Synack didn’t bolt humans and AI together after the fact. We built the platform around both. We pair Sara, our agentic AI, with the Synack Red Team, more than 1,500 vetted researchers, in a setup where humans are in the loop by design. The autonomous side covers ground fast with strict, safe action defaults and network level scope containment. The researchers go deep on the hard, high value problems, ensuring nothing gets reported until it is confirmed to be genuinely exploitable and operationally safe. We have over 13 years, 1,500 elite vetted researchers, and millions of hours of expert testing that got us here.
Attackers already worked out that automation plus human ingenuity beats either one alone. If we want to keep up, close that 68% gap, and secure the infrastructure that underpins society without inflicting operational harm on ourselves, we have to meet them with the exact same combination.
Related reading: Agentic AI Pen Testing: Speed at Scale, Certainty with Humans • Sara AI Pentesting Is Now GA: The Synack Autonomous Red Agent • Attack Surface Discovery and Management: What Security Teams Actually Need to Know
Frequently Asked Questions
Agentic AI pentesting uses AI systems that reason and adapt during testing, rather than following fixed scripts, to autonomously discover, chain, and validate vulnerabilities at machine speed. Unlike traditional scanners, agentic systems study an application, form hypotheses, test them, and adjust based on results, much as a human tester would. The key difference: a scanner executes a checklist; an agentic system thinks.
Agentic AI excels at speed and coverage but still struggles with business logic vulnerabilities, IDOR, and complex multi-step attack chains that require contextual judgment. A model trained on last year’s data also cannot reproduce the restless, competitive curiosity of a human research community that evolves in real time.
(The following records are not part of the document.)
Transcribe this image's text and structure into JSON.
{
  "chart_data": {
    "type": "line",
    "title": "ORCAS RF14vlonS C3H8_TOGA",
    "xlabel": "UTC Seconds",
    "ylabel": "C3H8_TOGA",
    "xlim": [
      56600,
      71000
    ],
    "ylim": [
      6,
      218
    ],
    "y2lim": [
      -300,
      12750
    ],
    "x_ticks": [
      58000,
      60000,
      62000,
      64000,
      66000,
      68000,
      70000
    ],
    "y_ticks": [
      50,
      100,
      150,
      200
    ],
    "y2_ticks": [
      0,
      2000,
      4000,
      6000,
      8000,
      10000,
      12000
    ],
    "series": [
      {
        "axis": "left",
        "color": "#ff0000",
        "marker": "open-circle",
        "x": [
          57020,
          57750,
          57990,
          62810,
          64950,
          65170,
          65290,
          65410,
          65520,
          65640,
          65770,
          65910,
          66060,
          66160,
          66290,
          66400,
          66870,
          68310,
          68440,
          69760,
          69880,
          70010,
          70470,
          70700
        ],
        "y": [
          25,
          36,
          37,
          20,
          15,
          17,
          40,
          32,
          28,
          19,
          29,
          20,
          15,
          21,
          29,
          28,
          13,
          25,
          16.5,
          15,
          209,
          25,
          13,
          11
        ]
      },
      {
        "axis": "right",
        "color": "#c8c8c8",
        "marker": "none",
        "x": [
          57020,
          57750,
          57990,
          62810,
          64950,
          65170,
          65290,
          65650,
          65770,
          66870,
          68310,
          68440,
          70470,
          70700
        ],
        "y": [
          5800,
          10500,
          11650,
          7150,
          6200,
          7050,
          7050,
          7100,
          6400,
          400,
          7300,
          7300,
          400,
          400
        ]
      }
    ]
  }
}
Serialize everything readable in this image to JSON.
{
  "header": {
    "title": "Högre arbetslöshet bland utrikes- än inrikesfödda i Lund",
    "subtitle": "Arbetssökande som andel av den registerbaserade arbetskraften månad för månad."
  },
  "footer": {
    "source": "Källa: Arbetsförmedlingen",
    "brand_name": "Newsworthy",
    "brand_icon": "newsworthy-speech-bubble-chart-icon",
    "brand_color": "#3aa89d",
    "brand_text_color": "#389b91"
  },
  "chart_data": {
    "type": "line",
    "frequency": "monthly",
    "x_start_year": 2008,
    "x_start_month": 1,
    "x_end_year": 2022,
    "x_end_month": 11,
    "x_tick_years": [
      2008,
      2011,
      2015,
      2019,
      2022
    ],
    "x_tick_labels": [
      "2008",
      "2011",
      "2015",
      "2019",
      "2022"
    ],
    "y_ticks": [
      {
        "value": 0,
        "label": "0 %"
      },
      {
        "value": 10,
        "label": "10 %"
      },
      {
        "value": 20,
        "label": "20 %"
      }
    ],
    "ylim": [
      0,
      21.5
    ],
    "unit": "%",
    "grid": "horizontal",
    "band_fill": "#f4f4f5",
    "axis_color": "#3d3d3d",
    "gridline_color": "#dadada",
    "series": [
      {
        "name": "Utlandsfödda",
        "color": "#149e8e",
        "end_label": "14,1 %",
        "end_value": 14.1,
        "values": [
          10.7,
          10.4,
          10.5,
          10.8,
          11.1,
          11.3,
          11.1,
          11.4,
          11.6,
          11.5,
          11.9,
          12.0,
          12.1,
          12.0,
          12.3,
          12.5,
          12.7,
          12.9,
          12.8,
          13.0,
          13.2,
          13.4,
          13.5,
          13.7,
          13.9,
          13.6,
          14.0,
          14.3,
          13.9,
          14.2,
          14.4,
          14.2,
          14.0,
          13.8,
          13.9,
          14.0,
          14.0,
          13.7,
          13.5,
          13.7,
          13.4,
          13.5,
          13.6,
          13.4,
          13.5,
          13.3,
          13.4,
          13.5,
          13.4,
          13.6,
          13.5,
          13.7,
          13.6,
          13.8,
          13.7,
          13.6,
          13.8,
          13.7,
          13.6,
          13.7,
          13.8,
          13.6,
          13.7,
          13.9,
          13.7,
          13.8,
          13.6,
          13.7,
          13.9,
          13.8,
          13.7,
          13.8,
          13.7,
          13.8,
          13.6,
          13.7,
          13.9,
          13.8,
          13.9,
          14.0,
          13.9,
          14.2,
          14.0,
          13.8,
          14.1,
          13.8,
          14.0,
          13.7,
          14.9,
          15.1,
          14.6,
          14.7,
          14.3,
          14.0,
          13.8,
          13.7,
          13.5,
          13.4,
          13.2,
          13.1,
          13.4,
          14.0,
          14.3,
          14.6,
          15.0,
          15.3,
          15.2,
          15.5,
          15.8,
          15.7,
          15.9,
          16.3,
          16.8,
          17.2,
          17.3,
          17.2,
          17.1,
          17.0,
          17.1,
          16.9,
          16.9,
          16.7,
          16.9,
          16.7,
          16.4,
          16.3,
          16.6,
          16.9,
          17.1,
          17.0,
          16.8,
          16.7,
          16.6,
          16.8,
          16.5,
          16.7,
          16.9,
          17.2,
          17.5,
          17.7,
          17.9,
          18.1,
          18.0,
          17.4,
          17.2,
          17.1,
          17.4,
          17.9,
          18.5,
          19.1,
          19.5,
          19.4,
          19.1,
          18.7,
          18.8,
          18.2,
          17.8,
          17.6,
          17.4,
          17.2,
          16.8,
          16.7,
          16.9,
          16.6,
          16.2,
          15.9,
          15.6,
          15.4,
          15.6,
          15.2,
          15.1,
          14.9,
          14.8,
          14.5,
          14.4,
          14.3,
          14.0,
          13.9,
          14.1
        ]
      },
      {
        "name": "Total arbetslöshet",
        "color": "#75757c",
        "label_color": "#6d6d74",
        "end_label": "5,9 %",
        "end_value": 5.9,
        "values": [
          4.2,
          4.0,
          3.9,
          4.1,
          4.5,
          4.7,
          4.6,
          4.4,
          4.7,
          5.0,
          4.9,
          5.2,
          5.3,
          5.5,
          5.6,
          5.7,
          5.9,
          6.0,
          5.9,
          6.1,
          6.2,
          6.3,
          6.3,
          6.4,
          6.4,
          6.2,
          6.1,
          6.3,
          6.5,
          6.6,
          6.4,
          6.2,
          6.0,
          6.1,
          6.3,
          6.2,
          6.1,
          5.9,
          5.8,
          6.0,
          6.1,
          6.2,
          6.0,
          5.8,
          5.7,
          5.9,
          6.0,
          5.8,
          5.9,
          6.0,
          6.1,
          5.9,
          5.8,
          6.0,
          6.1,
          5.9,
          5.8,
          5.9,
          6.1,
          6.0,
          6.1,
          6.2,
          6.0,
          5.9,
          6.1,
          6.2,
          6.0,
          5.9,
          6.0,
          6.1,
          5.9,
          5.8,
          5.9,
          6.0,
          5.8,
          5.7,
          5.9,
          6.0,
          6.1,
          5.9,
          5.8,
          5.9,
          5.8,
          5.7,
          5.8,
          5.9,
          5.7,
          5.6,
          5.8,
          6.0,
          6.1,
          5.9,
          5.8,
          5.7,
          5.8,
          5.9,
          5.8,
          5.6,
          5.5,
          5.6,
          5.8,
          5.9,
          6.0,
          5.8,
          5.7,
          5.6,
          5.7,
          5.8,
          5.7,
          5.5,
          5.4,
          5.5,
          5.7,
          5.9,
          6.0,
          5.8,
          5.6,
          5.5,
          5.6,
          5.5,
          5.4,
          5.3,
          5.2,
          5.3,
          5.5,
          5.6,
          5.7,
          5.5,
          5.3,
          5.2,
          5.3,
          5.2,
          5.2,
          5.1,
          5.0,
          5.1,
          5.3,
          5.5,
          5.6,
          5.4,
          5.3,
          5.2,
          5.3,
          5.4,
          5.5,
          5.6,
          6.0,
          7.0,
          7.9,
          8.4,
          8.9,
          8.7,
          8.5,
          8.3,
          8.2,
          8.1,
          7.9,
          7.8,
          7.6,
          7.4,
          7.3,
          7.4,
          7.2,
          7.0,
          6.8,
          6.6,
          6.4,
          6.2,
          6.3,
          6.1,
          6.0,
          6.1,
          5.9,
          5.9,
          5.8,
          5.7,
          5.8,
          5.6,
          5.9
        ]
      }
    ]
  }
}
Human experts validate exploitability, navigate edge cases, and ensure findings are operationally safe to report, especially in critical infrastructure environments where a false move can cause real-world harm.
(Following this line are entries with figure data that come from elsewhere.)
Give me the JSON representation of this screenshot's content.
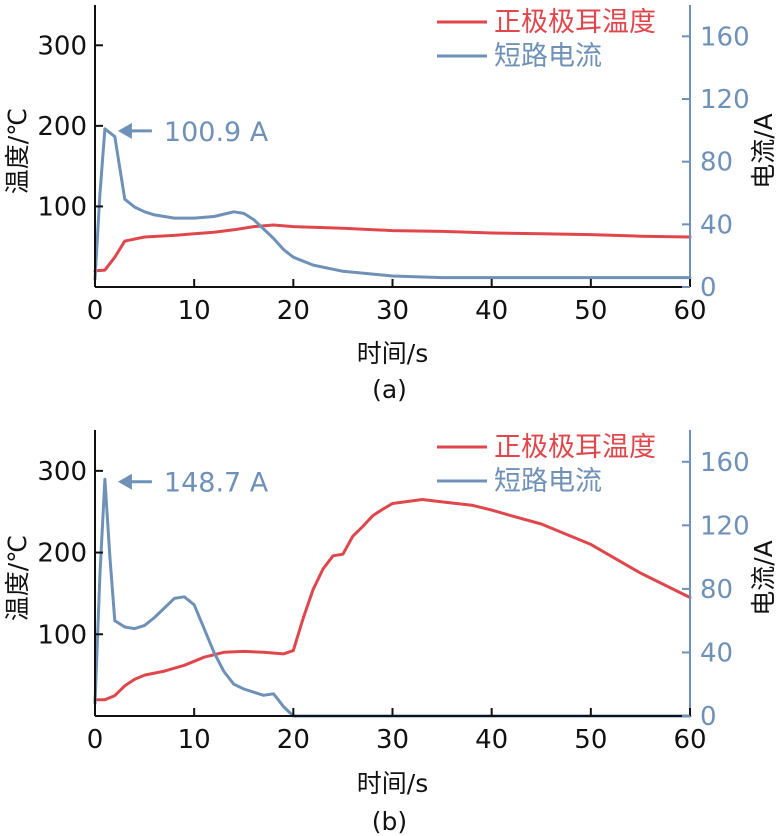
{
  "colors": {
    "temperature": "#e0474c",
    "current": "#6f91b8",
    "axis": "#111111"
  },
  "captions": [
    "(a)",
    "(b)"
  ],
  "chart_data": [
    {
      "type": "line",
      "caption": "(a)",
      "xlabel": "时间/s",
      "ylabel": "温度/℃",
      "y2label": "电流/A",
      "xlim": [
        0,
        60
      ],
      "ylim": [
        0,
        350
      ],
      "y2lim": [
        0,
        180
      ],
      "xticks": [
        0,
        10,
        20,
        30,
        40,
        50,
        60
      ],
      "yticks": [
        100,
        200,
        300
      ],
      "y2ticks": [
        0,
        40,
        80,
        120,
        160
      ],
      "legend": {
        "position": "top-right",
        "entries": [
          "正极极耳温度",
          "短路电流"
        ]
      },
      "annotation": {
        "text": "100.9 A",
        "x": 1.1,
        "y": 100.9,
        "axis": "right"
      },
      "series": [
        {
          "name": "正极极耳温度",
          "axis": "left",
          "x": [
            0,
            1,
            2,
            3,
            5,
            8,
            10,
            12,
            14,
            16,
            18,
            20,
            25,
            30,
            35,
            40,
            45,
            50,
            55,
            60
          ],
          "y": [
            20,
            21,
            37,
            57,
            62,
            64,
            66,
            68,
            71,
            75,
            77,
            75,
            73,
            70,
            69,
            67,
            66,
            65,
            63,
            62
          ]
        },
        {
          "name": "短路电流",
          "axis": "right",
          "x": [
            0,
            0.5,
            1,
            2,
            3,
            4,
            5,
            6,
            8,
            10,
            12,
            14,
            15,
            16,
            17,
            18,
            19,
            20,
            22,
            25,
            30,
            35,
            40,
            50,
            60
          ],
          "y": [
            5,
            60,
            101,
            96,
            56,
            51,
            48,
            46,
            44,
            44,
            45,
            48,
            47,
            43,
            37,
            31,
            24,
            19,
            14,
            10,
            7,
            6,
            6,
            6,
            6
          ]
        }
      ]
    },
    {
      "type": "line",
      "caption": "(b)",
      "xlabel": "时间/s",
      "ylabel": "温度/℃",
      "y2label": "电流/A",
      "xlim": [
        0,
        60
      ],
      "ylim": [
        0,
        350
      ],
      "y2lim": [
        0,
        180
      ],
      "xticks": [
        0,
        10,
        20,
        30,
        40,
        50,
        60
      ],
      "yticks": [
        100,
        200,
        300
      ],
      "y2ticks": [
        0,
        40,
        80,
        120,
        160
      ],
      "legend": {
        "position": "top-right",
        "entries": [
          "正极极耳温度",
          "短路电流"
        ]
      },
      "annotation": {
        "text": "148.7 A",
        "x": 1.1,
        "y": 148.7,
        "axis": "right"
      },
      "series": [
        {
          "name": "正极极耳温度",
          "axis": "left",
          "x": [
            0,
            1,
            2,
            3,
            4,
            5,
            7,
            9,
            11,
            13,
            15,
            17,
            19,
            20,
            21,
            22,
            23,
            24,
            25,
            26,
            27,
            28,
            29,
            30,
            33,
            35,
            38,
            40,
            42,
            45,
            48,
            50,
            55,
            60
          ],
          "y": [
            20,
            20,
            25,
            37,
            45,
            50,
            55,
            62,
            72,
            78,
            79,
            78,
            76,
            80,
            120,
            155,
            180,
            196,
            198,
            220,
            232,
            245,
            253,
            260,
            265,
            262,
            258,
            252,
            245,
            235,
            220,
            210,
            175,
            145
          ]
        },
        {
          "name": "短路电流",
          "axis": "right",
          "x": [
            0,
            0.5,
            1,
            1.5,
            2,
            3,
            4,
            5,
            6,
            7,
            8,
            9,
            10,
            11,
            12,
            13,
            14,
            15,
            16,
            17,
            18,
            18.5,
            19,
            20,
            25,
            30,
            40,
            50,
            60
          ],
          "y": [
            8,
            90,
            149,
            100,
            60,
            56,
            55,
            57,
            62,
            68,
            74,
            75,
            70,
            55,
            40,
            28,
            20,
            17,
            15,
            13,
            14,
            10,
            6,
            0,
            0,
            0,
            0,
            0,
            0
          ]
        }
      ]
    }
  ]
}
According to the 2026 State of Agentic AI in Pentesting, a survey of 200 US enterprise security leaders commissioned by Synack and conducted by Omdia, only 32% of the average organization’s attack surface is tested annually. For about a third of enterprises, coverage is worse: less than 20% of infrastructure receives any regular assessment. This gap is not from lack of effort, it’s a structural limitation of traditional, point-in-time testing that agentic AI is built to address.
AI-first, human-validated means AI agents and human experts are working together as one continuous system. AI runs continuous discovery and regression testing across the full attack surface at machine speed, while human experts work alongside it to validate exploitability, chase complex logic flaws, and set safety parameters as findings are surfaced. Humans also confirm operational safety before anything is reported.
Synack combines network-level scope containment with strict safe-action defaults to prevent AI agent drift. All findings are human-validated before reporting, and nothing is confirmed as exploitable until a researcher has reviewed it against the operational context.